Creative Director Nick Vaus discusses the need to rethink sustainability in Beauty Packaging magazine – don’t just think packaging, think brand purpose…
Conversations about sustainability in the beauty industry are sometimes like the policy pronouncements from Trump’s White House administration: the detail is distinctly vague. The UN definition of sustainability is “meeting the needs of the present without compromising the ability of future generations to meet their own needs”. Essentially it’s about maximising economic growth and poverty reduction, but minimising environmental and social impacts on people and the planet.
If doing business better is the aim of the game, then what we’re currently doing to achieve sustainability in beauty requires a total rethink.
Why do I say that? Because so much thinking around sustainability is focused on the sharp end of beauty packaging at the moment. And that downstream approach simply isn’t capable of achieving the root and branch change necessary to make the industry sustainable. This focus is completely understandable: packaging is the most visible and physical manifestation of a beauty brand, and it ties into an extremely vocal environmentalist agenda of water and land pollution. Nothing makes people care more than the image of a cute baby animal being choked by a piece of plastic packaging. We can literally see the ugly impact of our beauty consumption.
"So much thinking around sustainability is focused on beauty packaging at the moment. And that downstream approach simply isn't capable of achieving the root and branch change necessary to make the industry truly sustainable."
While surveys consistently show recycling and packaging at the top of global consumer concerns, a shift to the much wider definition is emerging. And it’s not clear that anyone is really grappling with this reality, apart from the big guns of Unilever, Estee Lauder and the like. Research from Pew, Forbes, and Nielsen shows how Millennials and younger consumers want visible and holistic sustainability: how employees are treated, what products are made from, what causes brands support and more.
"Asking what your brand wants to be known for and what makes it different explicitly with sustainability in mind offers answers to truly meaningful brand activation."
The only way to really meet this new consumer demand is by flipping where and when the questions about sustainability get asked in the whole life-cycle of any beauty brand or product. Anything that smacks of a mere bolt-on or greenwash will simply not make the grade with these ‘activist’ consumers. If the right questions are asked, at the right time, then sustainability can be woven into a brand’s very purpose at the very outset of brand creation or rejuvenation.
Asking what your brand wants to be known for and what makes it different explicitly with sustainability in mind offers answers to truly meaningful brand activation. It’s potentially harder and more expensive to do it, but more fruitful over the longer term.

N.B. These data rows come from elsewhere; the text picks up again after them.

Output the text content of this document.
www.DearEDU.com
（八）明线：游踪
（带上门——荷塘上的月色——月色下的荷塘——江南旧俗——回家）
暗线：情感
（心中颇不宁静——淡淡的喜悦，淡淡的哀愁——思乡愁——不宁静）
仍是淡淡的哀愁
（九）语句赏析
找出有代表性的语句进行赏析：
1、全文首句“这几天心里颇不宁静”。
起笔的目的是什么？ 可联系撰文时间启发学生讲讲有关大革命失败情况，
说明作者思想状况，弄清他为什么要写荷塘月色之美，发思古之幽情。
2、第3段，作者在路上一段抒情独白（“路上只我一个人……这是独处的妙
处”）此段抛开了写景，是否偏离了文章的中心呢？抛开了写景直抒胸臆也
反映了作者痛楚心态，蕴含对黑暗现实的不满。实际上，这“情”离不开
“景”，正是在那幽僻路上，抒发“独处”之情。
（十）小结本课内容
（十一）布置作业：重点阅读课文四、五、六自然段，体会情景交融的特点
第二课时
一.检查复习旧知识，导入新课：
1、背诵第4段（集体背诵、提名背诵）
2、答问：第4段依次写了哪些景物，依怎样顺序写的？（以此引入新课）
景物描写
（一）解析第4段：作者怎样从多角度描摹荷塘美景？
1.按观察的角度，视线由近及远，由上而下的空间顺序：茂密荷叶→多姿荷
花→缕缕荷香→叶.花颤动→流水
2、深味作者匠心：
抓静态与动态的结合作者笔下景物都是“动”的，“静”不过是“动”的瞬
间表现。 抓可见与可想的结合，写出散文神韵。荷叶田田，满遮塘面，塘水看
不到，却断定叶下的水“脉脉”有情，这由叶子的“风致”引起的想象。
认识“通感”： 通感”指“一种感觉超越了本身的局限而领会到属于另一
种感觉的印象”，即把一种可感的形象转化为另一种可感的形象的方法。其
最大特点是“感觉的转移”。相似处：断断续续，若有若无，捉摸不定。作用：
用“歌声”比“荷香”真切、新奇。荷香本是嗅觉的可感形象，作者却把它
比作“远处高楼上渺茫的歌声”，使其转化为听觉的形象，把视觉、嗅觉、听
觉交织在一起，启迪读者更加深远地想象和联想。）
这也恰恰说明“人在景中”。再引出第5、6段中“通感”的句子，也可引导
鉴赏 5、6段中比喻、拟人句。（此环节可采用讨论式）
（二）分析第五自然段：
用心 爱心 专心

Of course, the packaging piece is still vital. It’s the expression of the brand purpose brought to life. From the colours and finishes used in the visual identity to the packaging formats chosen for refillability, minimisation and recyclability. But if the brand purpose includes striving to do business better, it can help drive everything. NPD and innovation, internal and external diversity of all stripes, campaigns, where to produce and invest: the list is endless. And it offers a far more beautiful future for both the industry and humankind.